Zeitgemäß ist es gerade, die psychische Situation der jungen Mutter in den Blick zu nehmen. Niemand sollte so naiv sein und sich eine Geburt als einen heiteren Akt vorzustellen. Die unvergleichlichen Schmerzen, die Panikattacken, die Angst vor dem Misslingen, die Scham, die gottlosen Ausrufe, die Flüche und Verwünschungen … Es soll und darf niemand schuldig gesprochen werden, zumal es nicht nur bewusste, sondern auch unbewusste Sünden gibt, aber warum sollte man hier nicht ganz allgemein von Befleckung sprechen, für die der Priester um Vergebung und Reinigung bittet, bevor die Mutter wieder zu den Heiligen Gaben tritt? Es gehört auch zur kirchlichen Weisheit, dass für diese unbewussten und ungewollten Sünden keine Beichte als Voraussetzung für die Kommunion vorgeschrieben ist, sondern klugerweise nur einfache Reinigungsgebete. Des weiteren kann es sehr massive Kindbettdepressionen geben, die dämonische Ausmaße annehmen können bis zur Gefahr der Kindstötung in Gedanken. Verzweiflung, Niedergeschlagenheit, Mutlosigkeit und Kraftlosigkeit, der „Babyblues“ eben, können auch im Rückblick nach der notwendigen Erholung in den ersten sechs Wochen traurig stimmen.

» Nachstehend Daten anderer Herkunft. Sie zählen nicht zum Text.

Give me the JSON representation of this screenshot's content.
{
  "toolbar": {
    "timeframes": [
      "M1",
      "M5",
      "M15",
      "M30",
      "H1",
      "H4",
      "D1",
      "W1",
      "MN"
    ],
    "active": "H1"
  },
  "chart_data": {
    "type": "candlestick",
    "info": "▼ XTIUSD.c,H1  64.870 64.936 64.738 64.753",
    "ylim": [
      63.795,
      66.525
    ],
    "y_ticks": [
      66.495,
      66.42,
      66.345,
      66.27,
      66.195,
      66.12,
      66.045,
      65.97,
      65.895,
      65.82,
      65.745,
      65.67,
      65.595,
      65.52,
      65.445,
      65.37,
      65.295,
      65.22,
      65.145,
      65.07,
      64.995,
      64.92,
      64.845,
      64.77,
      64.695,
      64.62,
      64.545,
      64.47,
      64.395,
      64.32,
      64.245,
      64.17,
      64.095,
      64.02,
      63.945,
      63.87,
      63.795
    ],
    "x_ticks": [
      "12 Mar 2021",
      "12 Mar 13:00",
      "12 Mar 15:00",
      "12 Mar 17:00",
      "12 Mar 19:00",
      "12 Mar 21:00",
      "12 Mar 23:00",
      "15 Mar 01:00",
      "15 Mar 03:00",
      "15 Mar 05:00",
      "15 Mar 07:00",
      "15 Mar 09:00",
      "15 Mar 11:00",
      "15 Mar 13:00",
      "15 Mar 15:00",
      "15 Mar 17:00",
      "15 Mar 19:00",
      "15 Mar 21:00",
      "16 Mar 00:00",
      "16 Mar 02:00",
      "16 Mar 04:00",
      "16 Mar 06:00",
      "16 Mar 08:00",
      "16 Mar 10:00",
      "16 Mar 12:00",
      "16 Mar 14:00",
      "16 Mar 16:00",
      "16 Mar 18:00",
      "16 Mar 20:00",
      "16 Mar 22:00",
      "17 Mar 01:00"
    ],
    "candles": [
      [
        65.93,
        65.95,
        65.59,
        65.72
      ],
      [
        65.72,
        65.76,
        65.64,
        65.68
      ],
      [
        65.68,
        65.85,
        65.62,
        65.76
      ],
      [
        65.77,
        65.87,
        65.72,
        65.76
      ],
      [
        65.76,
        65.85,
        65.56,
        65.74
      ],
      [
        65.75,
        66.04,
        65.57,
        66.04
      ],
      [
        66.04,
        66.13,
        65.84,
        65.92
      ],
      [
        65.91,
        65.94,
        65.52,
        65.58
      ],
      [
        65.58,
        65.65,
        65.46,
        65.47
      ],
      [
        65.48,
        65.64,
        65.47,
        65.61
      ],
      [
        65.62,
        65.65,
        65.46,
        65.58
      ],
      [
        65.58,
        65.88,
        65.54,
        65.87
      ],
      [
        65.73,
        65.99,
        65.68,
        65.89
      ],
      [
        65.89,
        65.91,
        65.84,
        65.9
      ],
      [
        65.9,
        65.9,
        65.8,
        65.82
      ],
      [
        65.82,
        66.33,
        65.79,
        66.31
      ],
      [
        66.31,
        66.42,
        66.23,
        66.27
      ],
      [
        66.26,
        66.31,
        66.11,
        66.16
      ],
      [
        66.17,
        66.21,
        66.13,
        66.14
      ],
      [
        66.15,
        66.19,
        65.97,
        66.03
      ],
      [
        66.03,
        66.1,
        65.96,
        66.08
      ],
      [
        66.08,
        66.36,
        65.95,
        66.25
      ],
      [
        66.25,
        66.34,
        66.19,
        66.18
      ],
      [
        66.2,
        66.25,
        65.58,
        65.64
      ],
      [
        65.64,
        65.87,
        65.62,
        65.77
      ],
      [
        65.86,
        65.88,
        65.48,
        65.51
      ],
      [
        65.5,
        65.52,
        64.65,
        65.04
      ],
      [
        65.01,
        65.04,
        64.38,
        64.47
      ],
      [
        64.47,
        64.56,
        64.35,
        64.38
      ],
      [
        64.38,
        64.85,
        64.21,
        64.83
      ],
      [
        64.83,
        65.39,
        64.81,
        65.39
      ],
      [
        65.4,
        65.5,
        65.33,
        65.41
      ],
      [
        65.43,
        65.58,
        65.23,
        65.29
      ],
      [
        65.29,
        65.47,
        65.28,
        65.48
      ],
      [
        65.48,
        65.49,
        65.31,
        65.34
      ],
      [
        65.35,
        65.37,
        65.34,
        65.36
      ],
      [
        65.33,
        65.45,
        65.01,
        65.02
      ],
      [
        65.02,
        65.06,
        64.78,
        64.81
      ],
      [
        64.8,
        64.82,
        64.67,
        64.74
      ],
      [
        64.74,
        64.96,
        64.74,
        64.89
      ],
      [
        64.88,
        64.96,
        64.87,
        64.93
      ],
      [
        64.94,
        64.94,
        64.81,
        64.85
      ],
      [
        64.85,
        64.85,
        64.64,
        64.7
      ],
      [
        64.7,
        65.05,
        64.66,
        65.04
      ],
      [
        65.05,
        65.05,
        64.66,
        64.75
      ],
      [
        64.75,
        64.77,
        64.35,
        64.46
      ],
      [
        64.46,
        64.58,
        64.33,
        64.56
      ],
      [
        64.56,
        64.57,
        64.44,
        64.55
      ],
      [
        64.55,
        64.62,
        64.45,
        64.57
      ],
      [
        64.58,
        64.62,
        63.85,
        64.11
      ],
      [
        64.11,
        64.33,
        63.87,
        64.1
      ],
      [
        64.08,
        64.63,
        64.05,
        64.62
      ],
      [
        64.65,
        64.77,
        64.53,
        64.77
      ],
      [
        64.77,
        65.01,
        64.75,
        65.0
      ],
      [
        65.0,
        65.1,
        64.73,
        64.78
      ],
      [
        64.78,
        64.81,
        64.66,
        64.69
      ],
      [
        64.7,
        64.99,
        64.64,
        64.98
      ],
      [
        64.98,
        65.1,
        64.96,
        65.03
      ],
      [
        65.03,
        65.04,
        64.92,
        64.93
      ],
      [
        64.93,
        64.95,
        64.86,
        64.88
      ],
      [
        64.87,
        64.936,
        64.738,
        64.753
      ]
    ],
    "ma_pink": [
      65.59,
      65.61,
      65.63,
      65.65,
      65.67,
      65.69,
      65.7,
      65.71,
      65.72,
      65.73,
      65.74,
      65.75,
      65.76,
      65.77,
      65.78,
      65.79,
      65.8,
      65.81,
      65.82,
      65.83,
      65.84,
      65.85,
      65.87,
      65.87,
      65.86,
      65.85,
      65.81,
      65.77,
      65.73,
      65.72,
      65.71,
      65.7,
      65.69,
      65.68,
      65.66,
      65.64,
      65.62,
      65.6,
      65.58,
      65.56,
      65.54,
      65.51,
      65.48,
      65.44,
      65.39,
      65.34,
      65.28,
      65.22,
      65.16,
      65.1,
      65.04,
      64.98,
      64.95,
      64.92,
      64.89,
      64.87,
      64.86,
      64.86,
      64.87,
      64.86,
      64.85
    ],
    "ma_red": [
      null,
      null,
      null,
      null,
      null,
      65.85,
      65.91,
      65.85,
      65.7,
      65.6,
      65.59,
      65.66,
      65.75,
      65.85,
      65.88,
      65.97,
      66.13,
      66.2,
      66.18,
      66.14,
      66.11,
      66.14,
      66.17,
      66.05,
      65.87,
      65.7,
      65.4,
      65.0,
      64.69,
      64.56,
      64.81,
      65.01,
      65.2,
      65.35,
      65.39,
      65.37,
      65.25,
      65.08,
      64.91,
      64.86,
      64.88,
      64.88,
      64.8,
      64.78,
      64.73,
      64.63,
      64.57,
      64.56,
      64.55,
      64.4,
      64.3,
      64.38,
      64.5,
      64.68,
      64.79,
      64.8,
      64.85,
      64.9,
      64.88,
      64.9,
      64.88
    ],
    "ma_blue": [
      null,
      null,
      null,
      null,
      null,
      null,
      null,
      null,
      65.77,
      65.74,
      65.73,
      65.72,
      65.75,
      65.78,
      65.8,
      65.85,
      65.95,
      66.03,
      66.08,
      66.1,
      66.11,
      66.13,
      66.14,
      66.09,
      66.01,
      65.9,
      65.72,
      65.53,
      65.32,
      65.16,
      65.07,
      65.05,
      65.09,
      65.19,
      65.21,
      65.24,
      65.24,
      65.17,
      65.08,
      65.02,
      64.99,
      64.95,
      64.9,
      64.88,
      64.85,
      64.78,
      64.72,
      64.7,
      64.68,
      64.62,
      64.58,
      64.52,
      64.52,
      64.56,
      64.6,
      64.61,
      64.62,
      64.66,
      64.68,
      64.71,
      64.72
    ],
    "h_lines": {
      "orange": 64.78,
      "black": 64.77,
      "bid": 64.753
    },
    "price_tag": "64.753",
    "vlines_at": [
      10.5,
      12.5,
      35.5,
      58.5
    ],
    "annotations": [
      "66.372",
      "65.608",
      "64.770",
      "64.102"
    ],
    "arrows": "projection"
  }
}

Die Geburt bringt nicht nur ein neues lebendiges Wesen hervor, sondern einher geht auch die Abstoßung von blutigem, alten, ausgedienten Toten, die sich über Wochen hinziehen kann und durchaus das Gefühl von Unreinheit hinterlässt. Es ist eine Folge des Sündenfalls, dass die Mitwirkung des Menschen am Schöpfungswerk Gottes auch toten Abfall produziert, ohne den das Leben nicht entstehen konnte. Ohne auf Details eingehen zu müssen, steckt offensichtlich in den Gebeten, die auch nicht in Details gehen und nichts begründen, sondern nur sehr allgemein umschreiben, mehr Weisheit, als der erste Blick und der erste Affekt gegen sie vermuten lässt. Diese Einsicht könnte vielleicht manchen Reformeifer etwas abkühlen. Welche Freude für die Mutter, nach 40 Tagen wieder genesen mit dem Kind und vielleicht auch der ganzen Familie zur Kirche zu kommen, um das Kind vorzustellen, sich segnen zu lassen und sich wieder einzugliedern in die Kirchengemeinde und eucharistische Gemeinschaft.

 


[1] Diese Übertragung von Psalm 50, 7 folgt der Ausgabe „Septuaginta Deutsch“, Deutsche Bibelgesellschaft, Stuttgart 2010 (dort leicht verändert: „Denn siehe, in Gesetzlosigkeiten bin ich empfangen worden, und in Sünden hat mich meine Mutter begehrt“). Das „Orthodoxe Gebetbuch“ des Klosters des Hl. Hiob von Pocaev, München 2010, übersetzt: „Denn siehe, in Unrecht bin ich empfangen, und in Sünden gebar mich meine Mutter“. Das griechische Ausgangswort in der Septuaginta für „begehrte“ bzw. „gebar“ lautet: έκίσσησέν. Es wird in jedem Fall bei Luther, der „empfangen“ verwendet, falsch übersetzt.